We would be wise to reconsider that whole strategy and support the broad Kurdish desire for an independent homeland.  This might antagonize Turkey, an ally of America in the Cold War and a nation relatively resistant to Islamic extremism, but this “ally,” once a rare friend of Israel in the Middle East, has become increasingly hostile to the Jewish state and friendly towards Palestinian terrorism.

Nearly all the Kurds of the Middle East live in four countries: Turkey, Iran, Iraq, and Syria.  The 15 million Kurds in Turkey, if these people acquired their independence because of the support of America, would surely be more pro-Israeli that the current Turkish government.  Iraq has about 7 million Kurds, and effective independence for these Kurds is already being thought about seriously.  Iran has about 8 million Kurds, and no nation is more hostile to our goals than Iran.  Syria is a human rights and political disaster.  Its 3 million Kurds can only be better off in a new Kurdistan. 

Kurdistan would help our purposes in the region.  Kurds oppose Arab imperialism.  They are not Arabs, and throughout history, Kurds have suffered from various types of regional imperialism.  The Kurds are more religiously tolerant than most Muslims and resist Islamic radicalism.  Although most Kurds are Sunni Muslims, there are Kurdish Yazidis, Kurdish Yarsans, Kurdish Jews, Kurdish Zoroastrians, and Kurdish Christians.  The stark division of the sexes in orthodox Islamic regimes does not exist among Kurds.  To these people, who have struggled so long to have a nation, Kurdish independence trumps religious militancy.

All the Kurds want is to be able to live in their own homeland after thousands of years under other rulers and to live in peace with their neighbors.  The case for Kurdistan has strong similarities to the case for Israel in 1948.  These Kurds want a homeland so that they can live without persecution in a nation that is their own, and Kurds have no more aggressive designs on neighboring nations that the Jews of 1948 had toward the Arab states.  Like the Jews of Israel since independence, Kurds would be robust defenders of their own independence. 

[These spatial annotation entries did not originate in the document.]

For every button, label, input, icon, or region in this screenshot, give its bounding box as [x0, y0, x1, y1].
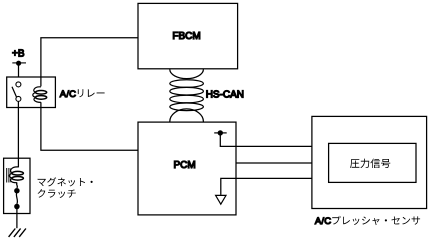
wire coil to terminal dot1 [16, 183, 19, 188]
relay coil L1 [33, 87, 41, 103]
relay switch contact lower [16, 96, 21, 101]
chassis ground symbol [9, 229, 16, 237]
A/C pressure sensor box [312, 116, 427, 208]
wire relay coil to PCM [41, 102, 138, 150]
svg-text:A/C: A/C [60, 89, 76, 100]
svg-text:+B: +B [12, 48, 25, 59]
svg-text:A/C: A/C [315, 216, 331, 227]
magnet clutch box [4, 158, 30, 213]
wire relay coil to FBCM [41, 38, 138, 87]
wire 2 PCM to sensor [236, 162, 312, 164]
clutch coil [9, 167, 18, 183]
ground arrow in PCM [216, 195, 226, 204]
relay switch contact upper [16, 82, 21, 87]
terminal dot 1 [14, 188, 20, 194]
relay switch blade [12, 87, 17, 97]
terminal dot 2 [14, 204, 20, 210]
node junction dot in PCM [214, 132, 227, 134]
label pressure signal [350, 159, 390, 169]
wire 1 PCM to sensor [220, 133, 312, 147]
wire 3 PCM to sensor (signal ground) [221, 178, 312, 195]
svg-text:PCM: PCM [174, 160, 196, 171]
wire between terminals [16, 192, 17, 204]
svg-text:FBCM: FBCM [172, 31, 200, 42]
node: +B junction dot [16, 61, 21, 66]
wire clutch to ground [16, 207, 18, 229]
PCM module box [138, 122, 236, 215]
svg-text:HS-CAN: HS-CAN [206, 89, 244, 100]
label magnet clutch [38, 177, 93, 186]
wire +B to relay [18, 63, 20, 77]
pressure signal inner box [329, 143, 416, 182]
wire relay switch to magnet clutch [17, 102, 19, 168]
relay box (A/C relay) [7, 77, 56, 108]
HS-CAN twisted-pair coil [170, 69, 204, 121]
FBCM module box [138, 3, 238, 68]
clutch core bars [5, 168, 7, 183]
power rail bar [12, 62, 26, 64]
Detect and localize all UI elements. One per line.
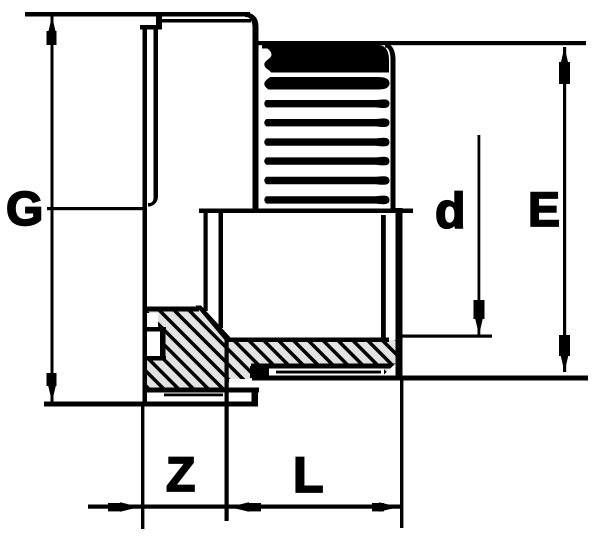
inner right wall line xyxy=(381,215,386,340)
neck wall line left-outer xyxy=(204,212,208,311)
threads: second thick band xyxy=(262,77,390,90)
arm recess step line xyxy=(251,364,399,369)
arm top face line xyxy=(226,338,389,343)
body: right edge of socket part with rounded top corner xyxy=(245,13,259,213)
E top arrow xyxy=(560,47,568,65)
hatched section: bottom arm xyxy=(226,340,399,366)
G dimension vertical line xyxy=(51,16,54,402)
G pointer line at socket mid xyxy=(47,207,147,210)
Z left arrow (points right at x142) xyxy=(120,502,140,511)
body: inner top line xyxy=(159,19,251,23)
block chamfer diagonal xyxy=(196,306,231,341)
body: inner left wall line with bottom curl xyxy=(148,28,158,207)
threads: white sliver in top band xyxy=(267,73,380,77)
d dimension vertical line xyxy=(478,135,481,335)
neck wall line left-inner xyxy=(219,212,224,328)
thread line 6 xyxy=(262,196,390,205)
bottom dimension line Z/L xyxy=(88,505,400,509)
arm recess white xyxy=(268,369,384,376)
thread envelope right line with top corner xyxy=(385,43,396,212)
hatched section: arm right rim xyxy=(383,364,399,379)
thread line 1 xyxy=(262,99,390,108)
white channel with scalloped crest boundary xyxy=(259,49,272,208)
d bottom extension line xyxy=(399,335,492,338)
Z right extension line xyxy=(225,388,229,521)
thread line 2 xyxy=(262,118,390,127)
arm tip white corner wedge xyxy=(383,364,396,376)
L right extension line xyxy=(400,379,403,528)
bottom lip white strip xyxy=(150,393,251,403)
bottom face line of block + G bottom extension line xyxy=(44,402,258,407)
bottom face line of arm + E bottom extension line xyxy=(252,376,588,381)
Z right arrow (points left at x227) xyxy=(229,502,249,511)
thread line 3 xyxy=(262,138,390,147)
hatched section: arm left rim xyxy=(226,364,270,379)
threads: top face line of stub + E top extension line xyxy=(257,41,586,45)
svg-text:d: d xyxy=(435,183,466,239)
Z left extension line xyxy=(141,403,144,529)
right edge below threads xyxy=(396,208,403,377)
svg-text:G: G xyxy=(6,183,43,236)
hatched section: bottom-left block xyxy=(146,307,229,390)
block hatch bottom line xyxy=(143,388,259,393)
body: top face line + G top extension line xyxy=(25,12,250,17)
d bottom arrow xyxy=(475,317,483,335)
L right arrow (points right at x400) xyxy=(379,502,399,511)
arm bottom-left step blob xyxy=(250,366,269,378)
block top face line xyxy=(143,307,199,312)
lip inner thin line xyxy=(164,394,223,397)
body: outer left edge xyxy=(143,25,148,403)
svg-text:L: L xyxy=(293,447,324,503)
svg-text:Z: Z xyxy=(166,449,195,502)
threads: solid black top band xyxy=(262,45,389,73)
svg-text:E: E xyxy=(528,184,560,237)
thread line 5 xyxy=(262,176,390,185)
arm groove far-side line xyxy=(276,371,381,374)
arm left wall xyxy=(225,336,229,396)
body: top-left step xyxy=(140,13,162,30)
G bottom arrow xyxy=(48,384,56,402)
G top arrow xyxy=(48,16,56,34)
E dimension vertical line xyxy=(563,47,566,372)
groove notch (white) in left block xyxy=(147,313,166,361)
thread line 4 xyxy=(262,157,390,166)
lip right edge xyxy=(252,388,259,406)
shoulder line + d pointer line xyxy=(199,209,413,214)
E bottom arrow xyxy=(560,354,568,372)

In other respects, Kurdistan would be like that other nation in the Middle East that has worked: Lebanon.  This “Switzerland of the Middle East” combined prosperity, freedom, and neutrality.  The Lebanese, like the Kurds, were a people made up of different religions who had decided to live in peace.  As long as that modus vivendi existed, Lebanon was a happy island of tranquility inside a troubled region.  Indeed, Kurdistan might well pick up the role once played by Lebanon in the region.

The oil revenues of northern Iraq would provide the Kurds with a good chance to replicate the prosperity that once made Lebanon the envy of everyone in the region, including Israel.  Kurdistan might provide a refuge for persecuted people in the Middle Eastern – like Iraqi Christians – to establish an unmolested life while still remaining in the region.  These minorities often are the educated professionals who stabilize and pacify countries while also providing economic flexibility and hope.

This free Kurdistan would also make clear that our support for nations that manifest the long-suffering aspirations of peoples who have been unjustly denied their own nation is a universal principle, not one applied exclusively to Israel.  This has, in fact, been American policy for a long time.  The “Captive Nations” of the old Soviet Union were supported by a long train of bipartisan American political support.

We have likewise supported the end of Serbian domination of the old Yugoslavia by the birth of new true nations from this old unhappy federation.  Today we recognize not only the Ukrainians as occupying the moral high ground, but the Tibetans as well.  This has been a guiding principle of our nation almost since its inception.

Sometimes, in foreign policy, it is possible to simultaneously do the right thing and the smart thing.  Helping bring Kurdistan into this world does both.